A perda
Anoiteço devagar, com a mesma demora te aproximas de mim. Sinto frio, no corpo e na alma, a brisa do mar me obriga a chegar ao teu peito, consolo e refúgio, estímulo e mistério.
As estrelas testemunham a tua timidez, pareces ter medo de mim, como se te pudesses perder num primeiro toque. Teu sorriso é tenso, tuas mãos, desbravadoras.
De repente me abraças, me enlaças... Sinto um arrepio que me tira do chão, e numa grande confusão de sentimentos ignoro a vida ao nosso redor.
Um silêncio se faz, não existe ninguém além de nós, só consigo ouvir tua voz a me dizer que gostastes do meu cheiro... Emudeço, enlouqueço, reconheço, tuas carícias são aquilo que há séculos esperei.
Coração bate forte, meu corpo me desobedece, me jogo em teu colo, não existo além dele. Enfim me beijas com desespero, retribuo teus carinhos olhando o céu, nunca com brilho tão intenso, doce pintura do Criador para nós.
O balançar da rede te desconcerta, lutas contra as leis da física, alerto para o risco de queda, fazendo-te rir ao imaginar a cena. As risadas duram pouco, as palavras são proibidas, comunicas-te comigo por afagos, numa linguagem que nunca ouvi, mas compreendo perfeitamente.
Sinto culpa por sentir, medo por me entregar. Uma música ecoa, insistente, em meu íntimo: canção de tristeza, abandono, vejo-me sozinha, a relembrar nossos momentos. Lembranças ou previsões?Atemorizo-me e ao te olhar percebo que te escondes, nossos corpos estão unidos, mas tua alma está muito distante.
Sofro ao entender o quanto tua falta dói nesta presença, a mais cruel ausência que já senti. Tento prolongar teu êxtase e assim dificultar tua partida... Percebo que não me pertences, nem no ápice do amor.
Não te sinto com plenitude, busco defesa da paixão pensando na dor, que física já não é mais. Teus beijos são caminhos sem volta, teu corpo, onda traiçoeira. Não te consigo esquecer, não tenho para onde fugir, renasço, enfim.

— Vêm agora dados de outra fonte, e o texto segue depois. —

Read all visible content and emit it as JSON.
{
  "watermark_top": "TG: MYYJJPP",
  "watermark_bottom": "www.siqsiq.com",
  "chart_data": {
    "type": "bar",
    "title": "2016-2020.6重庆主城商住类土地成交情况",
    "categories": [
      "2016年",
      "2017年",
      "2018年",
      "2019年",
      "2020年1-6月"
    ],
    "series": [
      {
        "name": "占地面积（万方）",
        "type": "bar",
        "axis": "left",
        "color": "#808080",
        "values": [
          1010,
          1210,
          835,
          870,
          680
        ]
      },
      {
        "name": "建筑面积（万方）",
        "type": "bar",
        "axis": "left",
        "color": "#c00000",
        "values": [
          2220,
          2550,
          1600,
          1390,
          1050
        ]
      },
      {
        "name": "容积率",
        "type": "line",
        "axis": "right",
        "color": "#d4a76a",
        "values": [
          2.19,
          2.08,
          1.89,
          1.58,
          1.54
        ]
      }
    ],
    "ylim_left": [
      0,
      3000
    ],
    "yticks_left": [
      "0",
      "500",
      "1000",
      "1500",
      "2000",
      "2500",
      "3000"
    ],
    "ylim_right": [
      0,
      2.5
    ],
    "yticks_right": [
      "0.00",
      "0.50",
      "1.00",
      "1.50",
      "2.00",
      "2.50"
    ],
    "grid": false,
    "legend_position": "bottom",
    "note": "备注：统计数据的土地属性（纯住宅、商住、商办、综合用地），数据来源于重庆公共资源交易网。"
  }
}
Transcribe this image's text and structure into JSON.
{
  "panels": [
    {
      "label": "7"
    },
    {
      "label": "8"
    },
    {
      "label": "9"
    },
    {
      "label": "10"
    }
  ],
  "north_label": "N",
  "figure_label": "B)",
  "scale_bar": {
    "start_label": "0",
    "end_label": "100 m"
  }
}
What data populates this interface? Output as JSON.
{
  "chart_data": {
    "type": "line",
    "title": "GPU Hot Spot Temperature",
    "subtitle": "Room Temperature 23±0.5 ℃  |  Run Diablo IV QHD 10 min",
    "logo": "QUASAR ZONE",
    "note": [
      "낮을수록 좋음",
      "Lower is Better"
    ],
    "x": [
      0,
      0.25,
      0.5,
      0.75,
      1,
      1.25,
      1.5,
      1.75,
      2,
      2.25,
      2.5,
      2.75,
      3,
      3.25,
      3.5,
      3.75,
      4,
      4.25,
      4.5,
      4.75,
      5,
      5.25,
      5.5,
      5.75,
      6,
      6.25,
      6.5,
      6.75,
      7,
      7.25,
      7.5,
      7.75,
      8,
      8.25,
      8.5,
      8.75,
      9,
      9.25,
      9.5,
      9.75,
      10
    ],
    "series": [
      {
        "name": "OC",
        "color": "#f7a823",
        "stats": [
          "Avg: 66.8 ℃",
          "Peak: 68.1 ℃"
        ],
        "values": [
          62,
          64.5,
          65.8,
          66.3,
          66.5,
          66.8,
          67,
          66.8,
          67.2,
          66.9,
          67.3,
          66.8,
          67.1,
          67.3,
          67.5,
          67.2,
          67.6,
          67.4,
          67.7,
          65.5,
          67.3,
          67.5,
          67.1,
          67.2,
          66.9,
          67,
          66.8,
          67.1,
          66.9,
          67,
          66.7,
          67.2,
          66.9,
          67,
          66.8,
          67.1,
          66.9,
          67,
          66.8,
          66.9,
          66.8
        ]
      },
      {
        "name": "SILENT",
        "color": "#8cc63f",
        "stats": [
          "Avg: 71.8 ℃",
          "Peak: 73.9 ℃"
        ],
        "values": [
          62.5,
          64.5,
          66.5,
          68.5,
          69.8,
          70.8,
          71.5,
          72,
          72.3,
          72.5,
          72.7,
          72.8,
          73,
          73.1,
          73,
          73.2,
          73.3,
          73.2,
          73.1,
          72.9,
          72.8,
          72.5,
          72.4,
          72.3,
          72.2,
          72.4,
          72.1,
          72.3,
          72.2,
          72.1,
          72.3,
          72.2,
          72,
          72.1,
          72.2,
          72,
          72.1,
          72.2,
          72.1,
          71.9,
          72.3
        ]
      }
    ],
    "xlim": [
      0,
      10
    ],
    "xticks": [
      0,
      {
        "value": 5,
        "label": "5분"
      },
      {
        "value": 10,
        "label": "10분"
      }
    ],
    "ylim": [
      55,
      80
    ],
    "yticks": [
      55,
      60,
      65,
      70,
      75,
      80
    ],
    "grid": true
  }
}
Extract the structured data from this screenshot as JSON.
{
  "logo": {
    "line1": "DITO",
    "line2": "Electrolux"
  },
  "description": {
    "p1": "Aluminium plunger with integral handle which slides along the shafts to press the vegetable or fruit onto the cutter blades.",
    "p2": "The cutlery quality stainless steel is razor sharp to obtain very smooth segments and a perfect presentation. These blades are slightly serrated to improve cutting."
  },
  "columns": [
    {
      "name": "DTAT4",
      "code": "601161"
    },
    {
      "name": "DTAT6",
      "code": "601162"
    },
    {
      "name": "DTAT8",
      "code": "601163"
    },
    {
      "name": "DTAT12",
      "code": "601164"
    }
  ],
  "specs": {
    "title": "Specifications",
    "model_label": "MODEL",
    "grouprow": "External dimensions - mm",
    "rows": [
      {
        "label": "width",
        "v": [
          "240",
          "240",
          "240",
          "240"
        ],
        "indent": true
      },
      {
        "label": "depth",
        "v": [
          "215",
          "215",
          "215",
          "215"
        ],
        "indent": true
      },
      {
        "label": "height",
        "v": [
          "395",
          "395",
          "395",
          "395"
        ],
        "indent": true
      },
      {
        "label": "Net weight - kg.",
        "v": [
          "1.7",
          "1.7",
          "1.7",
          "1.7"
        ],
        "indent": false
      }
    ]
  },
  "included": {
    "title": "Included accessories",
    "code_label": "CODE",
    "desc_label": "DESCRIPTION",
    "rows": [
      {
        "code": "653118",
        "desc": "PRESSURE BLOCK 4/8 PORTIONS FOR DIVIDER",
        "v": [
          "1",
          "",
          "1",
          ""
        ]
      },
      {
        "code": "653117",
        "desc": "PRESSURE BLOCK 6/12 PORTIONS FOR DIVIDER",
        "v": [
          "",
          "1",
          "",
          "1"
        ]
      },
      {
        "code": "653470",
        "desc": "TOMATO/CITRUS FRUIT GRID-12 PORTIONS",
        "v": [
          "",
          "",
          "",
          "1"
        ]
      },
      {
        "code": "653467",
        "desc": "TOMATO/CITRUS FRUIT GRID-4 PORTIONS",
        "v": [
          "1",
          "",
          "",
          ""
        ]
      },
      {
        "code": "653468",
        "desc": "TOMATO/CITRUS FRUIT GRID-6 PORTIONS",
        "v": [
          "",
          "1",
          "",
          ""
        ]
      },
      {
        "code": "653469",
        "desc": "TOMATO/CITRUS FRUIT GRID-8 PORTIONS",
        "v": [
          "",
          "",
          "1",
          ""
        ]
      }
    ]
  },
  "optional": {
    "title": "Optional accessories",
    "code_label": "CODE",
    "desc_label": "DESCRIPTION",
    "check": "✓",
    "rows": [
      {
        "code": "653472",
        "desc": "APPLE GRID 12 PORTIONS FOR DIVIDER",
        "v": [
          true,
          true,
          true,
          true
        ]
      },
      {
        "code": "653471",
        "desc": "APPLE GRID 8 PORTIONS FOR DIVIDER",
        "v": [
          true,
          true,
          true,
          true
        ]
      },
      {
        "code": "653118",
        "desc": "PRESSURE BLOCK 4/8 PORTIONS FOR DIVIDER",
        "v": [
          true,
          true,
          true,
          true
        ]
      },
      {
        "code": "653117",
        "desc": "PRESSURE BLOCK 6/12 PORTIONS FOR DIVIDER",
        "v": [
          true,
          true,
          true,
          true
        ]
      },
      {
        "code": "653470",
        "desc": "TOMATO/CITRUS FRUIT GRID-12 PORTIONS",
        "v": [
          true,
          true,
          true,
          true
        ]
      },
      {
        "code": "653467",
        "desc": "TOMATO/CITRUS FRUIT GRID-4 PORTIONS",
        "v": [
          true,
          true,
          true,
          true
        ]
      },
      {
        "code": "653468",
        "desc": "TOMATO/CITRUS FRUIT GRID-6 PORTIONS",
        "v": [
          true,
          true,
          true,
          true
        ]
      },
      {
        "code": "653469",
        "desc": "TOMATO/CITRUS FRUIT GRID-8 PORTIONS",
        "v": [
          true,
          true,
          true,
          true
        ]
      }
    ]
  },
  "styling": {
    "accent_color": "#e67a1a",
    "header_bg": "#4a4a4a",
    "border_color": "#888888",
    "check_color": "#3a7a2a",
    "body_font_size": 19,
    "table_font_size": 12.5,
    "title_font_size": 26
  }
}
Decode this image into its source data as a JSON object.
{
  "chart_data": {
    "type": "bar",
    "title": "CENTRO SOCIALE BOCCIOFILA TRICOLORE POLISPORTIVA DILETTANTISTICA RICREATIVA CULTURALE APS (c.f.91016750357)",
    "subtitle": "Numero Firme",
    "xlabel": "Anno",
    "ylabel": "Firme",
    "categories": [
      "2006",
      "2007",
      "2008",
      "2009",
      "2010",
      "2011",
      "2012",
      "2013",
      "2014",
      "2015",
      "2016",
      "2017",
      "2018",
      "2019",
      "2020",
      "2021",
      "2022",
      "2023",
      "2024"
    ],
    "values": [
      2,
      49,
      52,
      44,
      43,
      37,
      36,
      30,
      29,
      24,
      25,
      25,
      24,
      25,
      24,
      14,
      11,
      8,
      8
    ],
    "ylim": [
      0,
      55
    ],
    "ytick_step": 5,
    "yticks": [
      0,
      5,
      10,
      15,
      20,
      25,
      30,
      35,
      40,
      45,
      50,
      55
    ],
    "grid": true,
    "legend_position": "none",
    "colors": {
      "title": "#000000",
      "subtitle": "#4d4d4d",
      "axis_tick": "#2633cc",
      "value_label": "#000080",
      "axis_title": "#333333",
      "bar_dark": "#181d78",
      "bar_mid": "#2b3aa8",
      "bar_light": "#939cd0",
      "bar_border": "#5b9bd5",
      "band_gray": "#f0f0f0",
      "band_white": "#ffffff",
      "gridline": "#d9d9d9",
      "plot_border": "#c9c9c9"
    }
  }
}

Por instantes, esqueço dos meus temores e correspondo, sentindo-te mais meu do que nunca. Em fração de segundos, descarga elétrica, troca de energias, murmúrios, promessas suaves, juras que não serão cumpridas. Delicadamente, nossas respirações se acalmam, se combinam, se completam. Finalmente nos sentimos, por inteiro, sem temor, sem dor, sem amor.
Demonstras formalidade em teus gestos e carinho em tuas palavras. De repente, falas coisas que desconhecia, tratas-me com afeto, um cuidado que tua ansiedade antes não permitia. Descanso em teus braços, surpresa e segura, tento expressar em palavras sentimentos tão novos. Esclareces minhas dúvidas, alivias meus temores e esquentas minha alma.
O sono, carrasco dos amantes, interrompe nossa conversa. Perguntas-me o que tenho e vencida pelo cansaço, em pensamento respondo. Travo batalhas comigo mesma, tento iludir meu cérebro, dominar meus instintos, mas não evito adormecer. Antes, abraço-te, beijo-te, com pesar, me afasto, recolho-me a um mundo do qual sempre fizeste parte (mesmo sem me conheceres), onde sempre te amei. Apesar disso, sou infeliz, eu sei, pois ao dormir te perco, mais uma vez.